Therapists who work with parents can help with a number of common concerns, such as communication problems, behavioural problems, anxiety or depression in children, as well as more specific issues, like childhood trauma, dealing with divorce, and coping with grief. It should be noted that such therapy is not only for nuclear families, but can include grandparents, guardians, or other caregivers.

Who can diagnose parenting problems?

Many therapists include family and parenting as areas of expertise. Social workers and Licensed Marriage and Family Therapists (LMFTs) and child psychologists have specific training in family systems and structures, and can help with parenting problems. Clinicians who work primarily with adults can also have deep knowledge and expertise related to the role of parenting in their clients’ lives.

Which therapy types are most suitable for parenting concerns?
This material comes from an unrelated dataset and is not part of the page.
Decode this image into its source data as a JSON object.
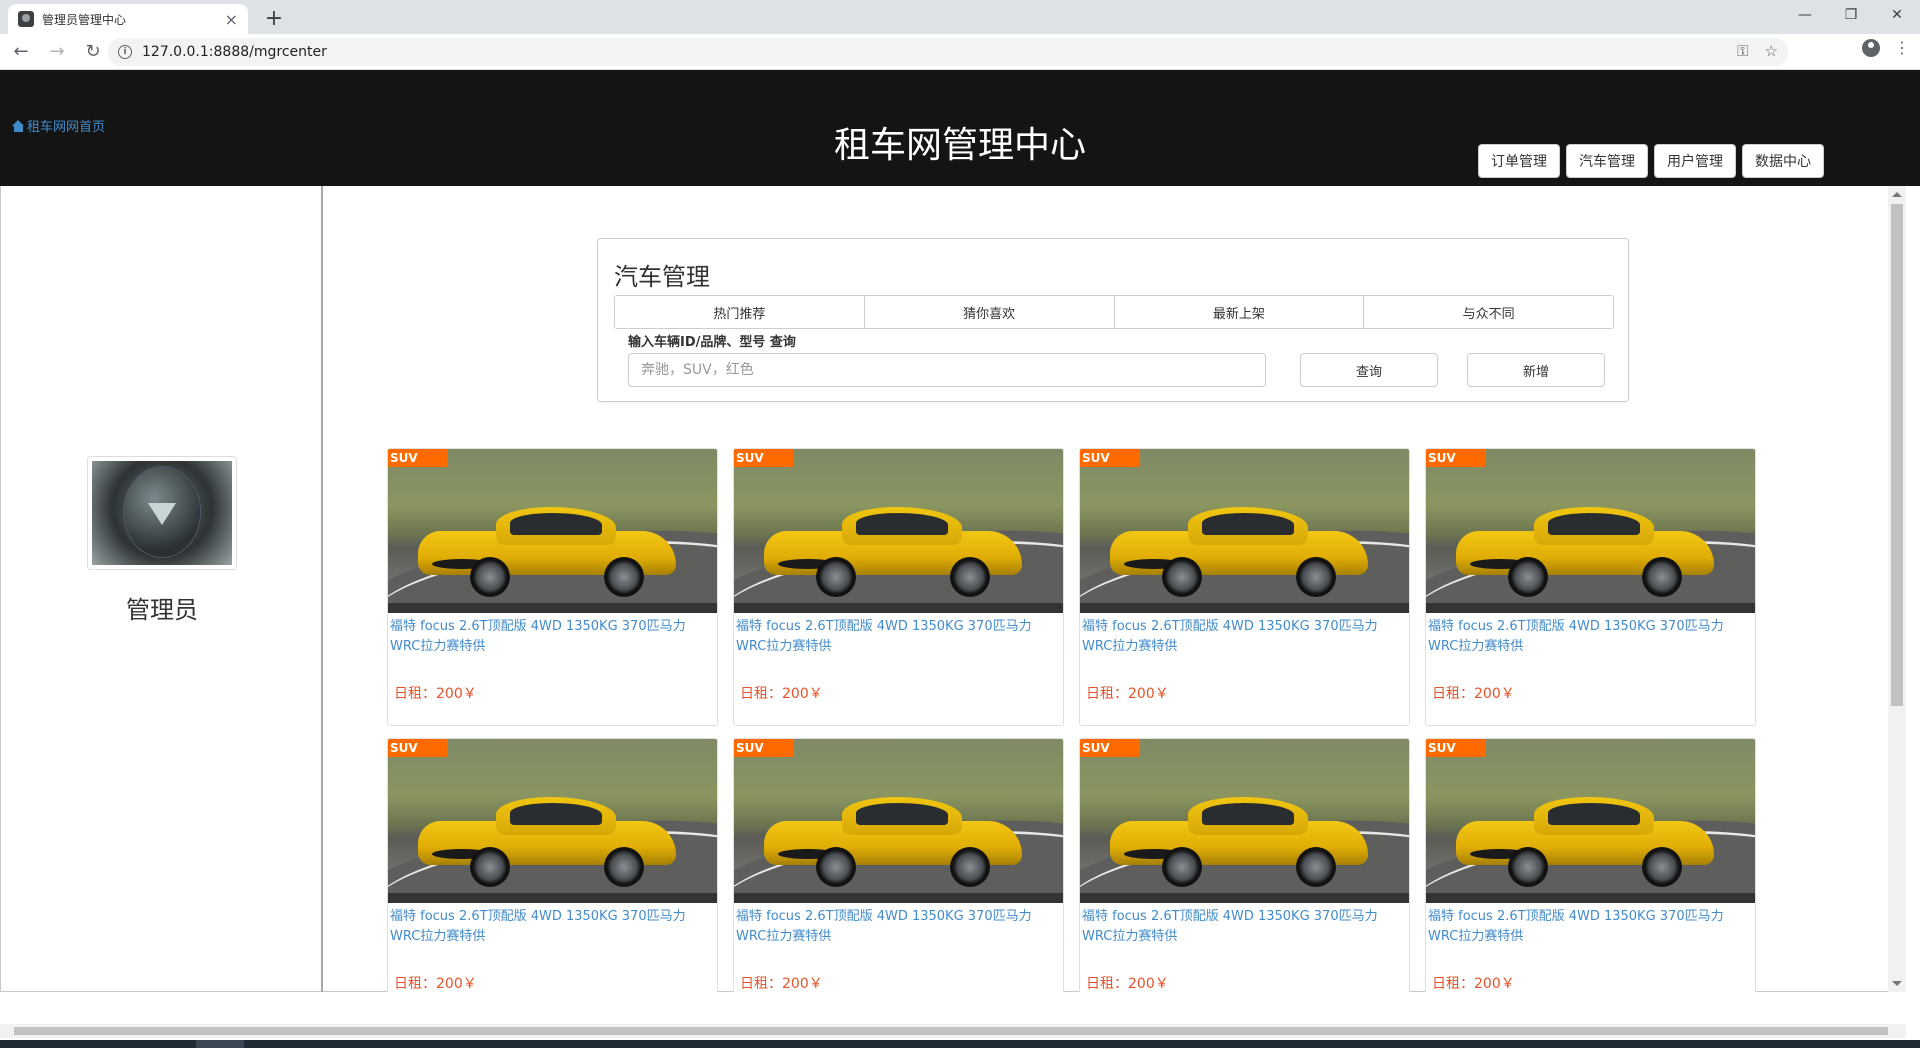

Therapy types widely used to address parenting problems include family therapy (including structural family therapy and family systems therapy), cognitive behavioural therapy, and parent-child interaction therapy (PCIT), among others. PCIT can be particularly useful for parents of children with behavioural problems, those who have experienced trauma, and those on the autism spectrum. Couples therapy can also help partners who are not aligned on matters related to co-parenting.

Can you overcome parenting problems with therapy?

Therapy can be an effective way to address problems in family dynamics and childrens’ behaviour. A therapist can help parents with communication, setting boundaries, and with strategies for discipline, rewards, and punishments. Parents can also learn about the difference in parenting styles, which include authoritarian, neglectful, indulgent, and authoritative types.